Diversity submission Working in a Cross-Cultural Context? You Can’t Rely on the Research (Yet)
(Service Delivery)
Stacee Leatherman (The Chicago School of Professional Psychology), ROBYN M. CATAGNUS (The Chicago School of Professional Psychology), Thomas Wade Brown (Ball State University)
Abstract: If you are working in a cross-cultural context, you may not find many empirical studies to guide you… yet. Many US practitioners are providing cross-cultural behavior analytic supervision and services, often driven by the growing global demand for autism spectrum disorder (ASD) intervention. These practitioners should rely on empirical research regarding how to best serve a wide variety of cultures, especially when working with a new population. Yet, there are very few studies in US behavior-analytic journals of cross-cultural research with participants from minority groups, immigrant communities, or cultures outside of North America and Europe. A systematic review of 6 behavior-analytic journals (2009-2019), using various search terms related to diversity and culture, yielded just 20 studies reporting participants were from cultural groups such as these, and only two of these included participants with disabilities. This deficit in the literature is exacerbated by key term inconsistency and a (well-established) lack reporting of race and ethnicity in research.

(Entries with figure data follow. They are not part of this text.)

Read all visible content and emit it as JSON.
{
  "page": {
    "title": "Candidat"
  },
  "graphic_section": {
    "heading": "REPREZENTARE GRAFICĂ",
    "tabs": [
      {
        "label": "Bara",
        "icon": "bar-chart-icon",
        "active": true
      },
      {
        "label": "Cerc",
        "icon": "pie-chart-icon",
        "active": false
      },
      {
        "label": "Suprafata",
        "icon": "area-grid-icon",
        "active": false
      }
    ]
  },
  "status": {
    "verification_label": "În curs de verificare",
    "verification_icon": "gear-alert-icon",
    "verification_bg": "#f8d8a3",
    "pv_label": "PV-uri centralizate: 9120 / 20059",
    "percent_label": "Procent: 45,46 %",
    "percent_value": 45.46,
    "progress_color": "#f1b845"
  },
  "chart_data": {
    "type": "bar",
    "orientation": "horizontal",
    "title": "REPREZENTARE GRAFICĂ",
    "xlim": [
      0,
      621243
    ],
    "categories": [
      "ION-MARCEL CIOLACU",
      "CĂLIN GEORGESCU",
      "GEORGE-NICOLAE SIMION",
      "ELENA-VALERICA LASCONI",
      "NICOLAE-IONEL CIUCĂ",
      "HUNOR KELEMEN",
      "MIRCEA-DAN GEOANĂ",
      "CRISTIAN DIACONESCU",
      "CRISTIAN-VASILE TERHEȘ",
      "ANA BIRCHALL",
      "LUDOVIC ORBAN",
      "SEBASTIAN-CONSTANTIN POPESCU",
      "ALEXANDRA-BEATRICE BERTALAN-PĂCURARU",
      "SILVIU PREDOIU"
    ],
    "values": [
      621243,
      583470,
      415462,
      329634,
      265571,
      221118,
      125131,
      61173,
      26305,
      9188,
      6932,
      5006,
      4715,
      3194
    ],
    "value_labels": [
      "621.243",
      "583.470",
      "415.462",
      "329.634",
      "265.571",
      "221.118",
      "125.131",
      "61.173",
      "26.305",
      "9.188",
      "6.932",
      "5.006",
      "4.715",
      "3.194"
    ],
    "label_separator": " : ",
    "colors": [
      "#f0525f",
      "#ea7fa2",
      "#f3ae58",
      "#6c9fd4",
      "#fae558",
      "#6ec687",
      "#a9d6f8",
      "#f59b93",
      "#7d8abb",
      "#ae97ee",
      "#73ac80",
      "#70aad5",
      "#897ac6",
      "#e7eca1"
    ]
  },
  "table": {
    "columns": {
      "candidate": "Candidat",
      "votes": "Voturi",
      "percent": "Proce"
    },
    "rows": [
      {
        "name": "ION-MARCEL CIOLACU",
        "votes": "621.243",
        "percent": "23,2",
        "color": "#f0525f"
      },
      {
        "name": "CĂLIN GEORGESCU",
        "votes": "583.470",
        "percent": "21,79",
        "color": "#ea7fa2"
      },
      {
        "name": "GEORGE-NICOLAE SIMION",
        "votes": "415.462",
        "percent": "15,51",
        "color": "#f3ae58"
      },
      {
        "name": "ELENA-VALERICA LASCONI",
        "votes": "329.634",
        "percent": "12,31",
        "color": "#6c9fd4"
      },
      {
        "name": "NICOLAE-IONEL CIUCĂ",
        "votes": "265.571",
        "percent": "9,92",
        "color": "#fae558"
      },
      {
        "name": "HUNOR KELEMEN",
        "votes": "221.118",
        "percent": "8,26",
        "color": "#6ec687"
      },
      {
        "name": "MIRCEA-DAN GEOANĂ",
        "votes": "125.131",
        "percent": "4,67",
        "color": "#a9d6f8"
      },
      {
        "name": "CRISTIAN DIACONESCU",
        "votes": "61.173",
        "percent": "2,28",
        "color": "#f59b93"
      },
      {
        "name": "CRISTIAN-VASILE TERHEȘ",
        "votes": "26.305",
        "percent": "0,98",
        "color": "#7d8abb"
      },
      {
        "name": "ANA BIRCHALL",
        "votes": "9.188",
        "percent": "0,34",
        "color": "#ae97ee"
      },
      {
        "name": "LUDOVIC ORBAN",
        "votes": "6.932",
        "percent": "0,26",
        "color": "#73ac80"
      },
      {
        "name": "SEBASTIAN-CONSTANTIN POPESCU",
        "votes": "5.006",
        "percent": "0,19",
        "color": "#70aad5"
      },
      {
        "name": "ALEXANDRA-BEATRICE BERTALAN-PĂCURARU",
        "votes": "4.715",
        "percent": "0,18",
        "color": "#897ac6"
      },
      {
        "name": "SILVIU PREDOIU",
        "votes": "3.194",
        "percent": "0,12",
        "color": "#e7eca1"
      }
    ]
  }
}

Still, there are risks associated with international dissemination and cross-cultural services with a lack of sufficient evidence to guide practitioners. We call for more reports with specific recommendations for diverse populations and suggest inclusive research and practice strategies.
 
Diversity submission Behavioral Conceptual Analysis of Leadership Behaviors for Harassment Prevention
(Theory)
ZOEY ISABELLA ULREY (University of Southern California), Jonathan J. Tarbox (University of Southern California; FirstSteps for Kids)
Abstract: This presentation consists of a conceptual functional analysis of leadership behaviors. Under what conditions do leaders intervene in instances requiring someone to take a stand or act as a bystander and what are the maintaining consequences of those behaviors? Accordingly, what are the maintaining contingencies for less optimal behaviors, such as actively avoiding intervening in instances of potential harassment? Furthermore, how do leader behaviors relevant to harassment influence subordinates’ behavior, both in the presence and absence of the leader? This presentation will review literature on leadership behavior and analyze the contingencies maintaining leadership behaviors relevant to harassment prevention. We will then identify where interventions should target change for the improvement of leader behavior at the individual level and how this has the potential to affect organizational culture at a larger level, with the goal of bringing about more equitable organizational cultures that prevent harassment.